Uzun süredir yazmıyoruz. Herhangi bir mazeretim veya hayatımda değişen birşeyler yok. Yazmadım sadece. Merakla yazı bekleyenler varsa onlardan özür dileriz. Yazmadığımız süre içerisinde gündem Rijkaard, Fenerbahçe'nin 8 da 8'i, Milli Takım ve Fatih Terim üzerinde oluştu. Dumanı tüten Fatih Terim ve Milli Takımın Dünya Kupası Elemeleri hüsranı ile başlayalım.


Öncelikle şunu belirtelim. Biz Dünya Kupasına her 4 yılda bir katılan bir ülke değiliz. Şu ana kadar 2 kere katılmış durumdayız. Buna rağmen gidememek bizde üzüntüden çok hüsran oluşturuyor. Çünkü potansiyelimizin ve gelişimimizin hakkı katılmak olmalı. Eskiden sadece ne olursa olsun gidelim, İsveç, Danimarka, İskoçya, Suudi Arabistan gibi sadece gidelim isterdim. Evet bir Brezilya, İngiltere, İtalya, Almanya olamayabiliriz ama en azından bir Danimarka olalım. Biz henüz bunu başaramadık. Bunu başarabilmek için u-16 lardan gelen bir oyuncu profiliniz olması gerekiyor. 20 yıl önce bunlar yapıldığı için Dünya Kupasında 3. olduk, Avrupa Şampiyonasında çeyrek final, yarı final oynadık. Ama işte sadece onu yapabildik. Devamlılığı sağlayamadık.
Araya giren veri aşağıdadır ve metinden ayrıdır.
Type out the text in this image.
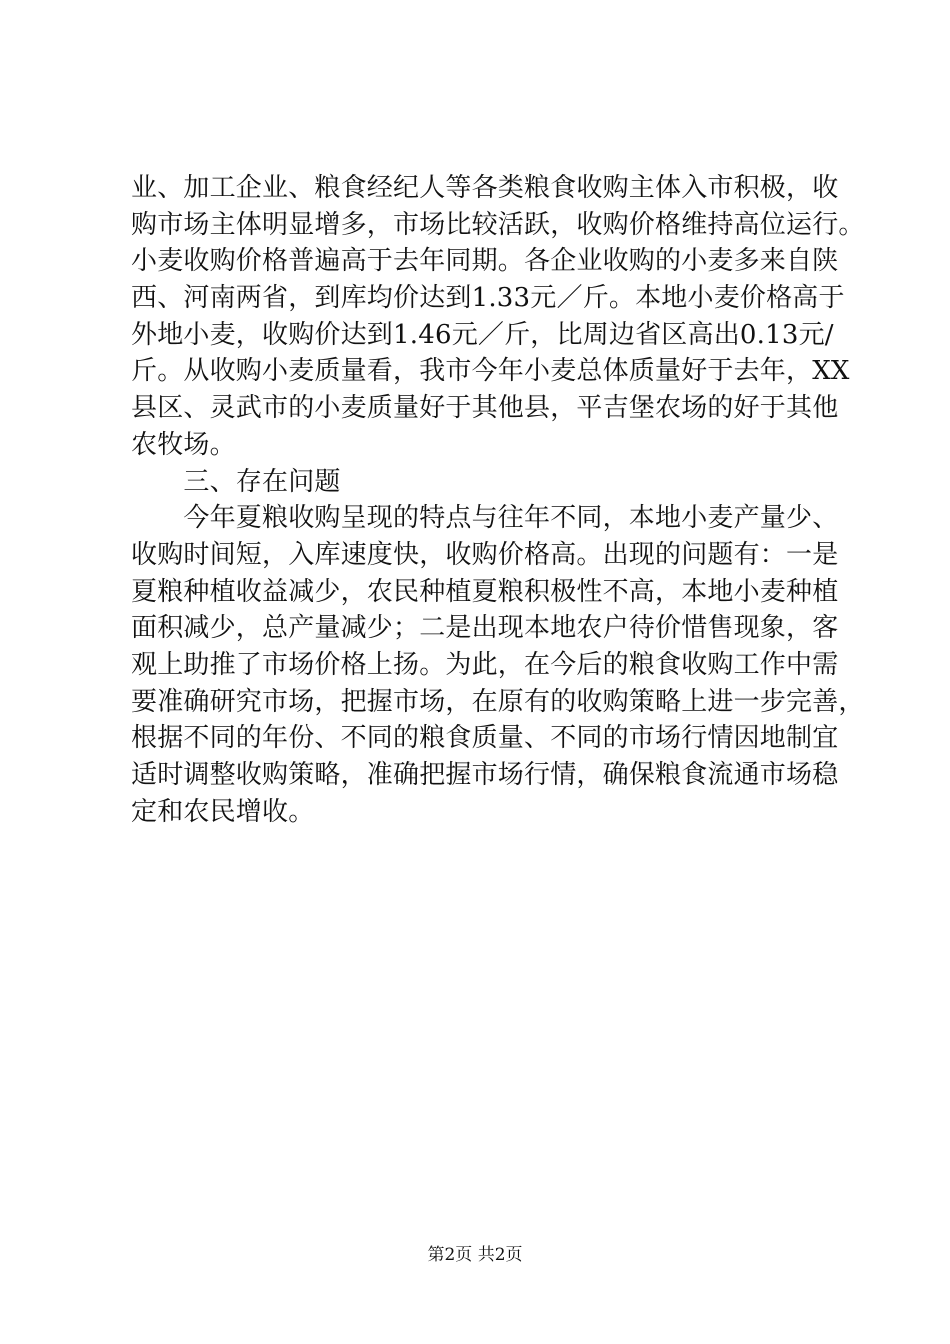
业、加工企业、粮食经纪人等各类粮食收购主体入市积极，收
购市场主体明显增多，市场比较活跃，收购价格维持高位运行。
小麦收购价格普遍高于去年同期。各企业收购的小麦多来自陕
西、河南两省，到库均价达到1.33元／斤。本地小麦价格高于
外地小麦，收购价达到1.46元／斤，比周边省区高出0.13元/
斤。从收购小麦质量看，我市今年小麦总体质量好于去年，XX
县区、灵武市的小麦质量好于其他县，平吉堡农场的好于其他
农牧场。
　　三、存在问题
　　今年夏粮收购呈现的特点与往年不同，本地小麦产量少、
收购时间短，入库速度快，收购价格高。出现的问题有：一是
夏粮种植收益减少，农民种植夏粮积极性不高，本地小麦种植
面积减少，总产量减少；二是出现本地农户待价惜售现象，客
观上助推了市场价格上扬。为此，在今后的粮食收购工作中需
要准确研究市场，把握市场，在原有的收购策略上进一步完善，
根据不同的年份、不同的粮食质量、不同的市场行情因地制宜
适时调整收购策略，准确把握市场行情，确保粮食流通市场稳
定和农民增收。
第2页 共2页
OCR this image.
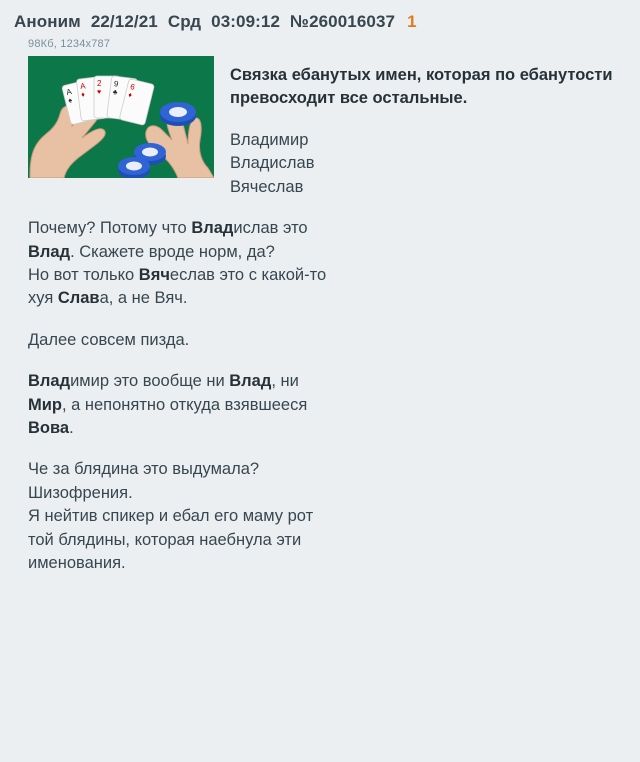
Аноним 22/12/21 Срд 03:09:12 №260016037 1
98Кб, 1234x787
A
♠
A
♦
2
♥
9
♣
6
♦

Связка ебанутых имен, которая по ебанутости превосходит все остальные.

Владимир
Владислав
Вячеслав

Почему? Потому что Владислав это
Влад. Скажете вроде норм, да?
Но вот только Вячеслав это с какой-то
хуя Слава, а не Вяч.

Далее совсем пизда.

Владимир это вообще ни Влад, ни
Мир, а непонятно откуда взявшееся
Вова.

Че за блядина это выдумала?
Шизофрения.
Я нейтив спикер и ебал его маму рот
той блядины, которая наебнула эти
именования.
Fatih Terim istifa etti. Çok normal. Olması gereken bu zaten. Ben bugün alt yaş kategorilerindeki hocalarımıza bakıyorum hiç biri içime sinmiyor. Çünkü o kadar çok değişkenlik gösterdi ki hocalar, hiç bir teknik direktör istikrarlı bir jenerasyon yaratamadı. Fatih Terim 1993 yılında milli ekibin alt yaş kadrolarında yıldızı parlatmış biri olarak geldi A milli takımının başına. Fakat bugün o zincir yok olmuş durumda. Futbolcu bir şekilde yetişiyor ama teknik direktör yetiştiremiyoruz. Milli takımın alt yaş kategorilerini son yıllarda başarıya ulaştırmış ve şu an hala başarılı olan tek isim Abdullah Avcı. Getirsinler alkışlarım ama sanmıyorum Abdullah Avcı'yı milli takımın başında görelim. Yabancı isimler ortaya atılıyor medyada. Ulusal medyayı tahmin ettiğinizden daha az okuduğumu söyleyebilirim. Zaten ulusal medyanın kendi yorumlarından çok azını dikkate alıyorum. Sadece Futbol Federasyonu Başkanı, teknik direktör neler demiş, neler düşünüyor onu merak ediyorum. O yüzden pek yabancı hocaların isimlerine takılmayalım.

Brezilya başarısız olabilir, İngiltere başarısız olabilir, Almanya başarısız olabilir, Hollanda başarısız olabilir ama hepsinin iyi kötü işleyen düzeneği var. O yüzden onların yıllar önce başarılı olmuş u-17 takımları bugün Dünya Kupasına gidiyor. İngiltere'nin ihtiyacı olan tek şey iyi bir teknik direktördü ve onlar Capello'yu getirip başarılı oldu. Bugün bir Türk takımı Capello'yu getirip, 5 transfer yaparak başarılı olabilir ama milli takım için aynı şeyler geçerli değil. Sistematik bir şekilde oyuncu yetiştirmeye mecburuz. İstikrarlı bir yapıya bürünmeye mecburuz. O nedenle gelecek olan teknik direktörün böyle bir çabası, TFF'nin de böyle bir amacı olması gerek. Yoksa Capello'yu getirsek ne yazar. Belki 2012 de Avrupa Şampiyonasına gideriz ama 2018 Dünya Kupasına yine gidemeyebiliriz.

2 yorum:

Ortega dedi ki...

Başlığı dişi mekanizması diye okumuşum. Ne alaka diyorum :)

ymd dedi ki...

valla inanır mısın ben de...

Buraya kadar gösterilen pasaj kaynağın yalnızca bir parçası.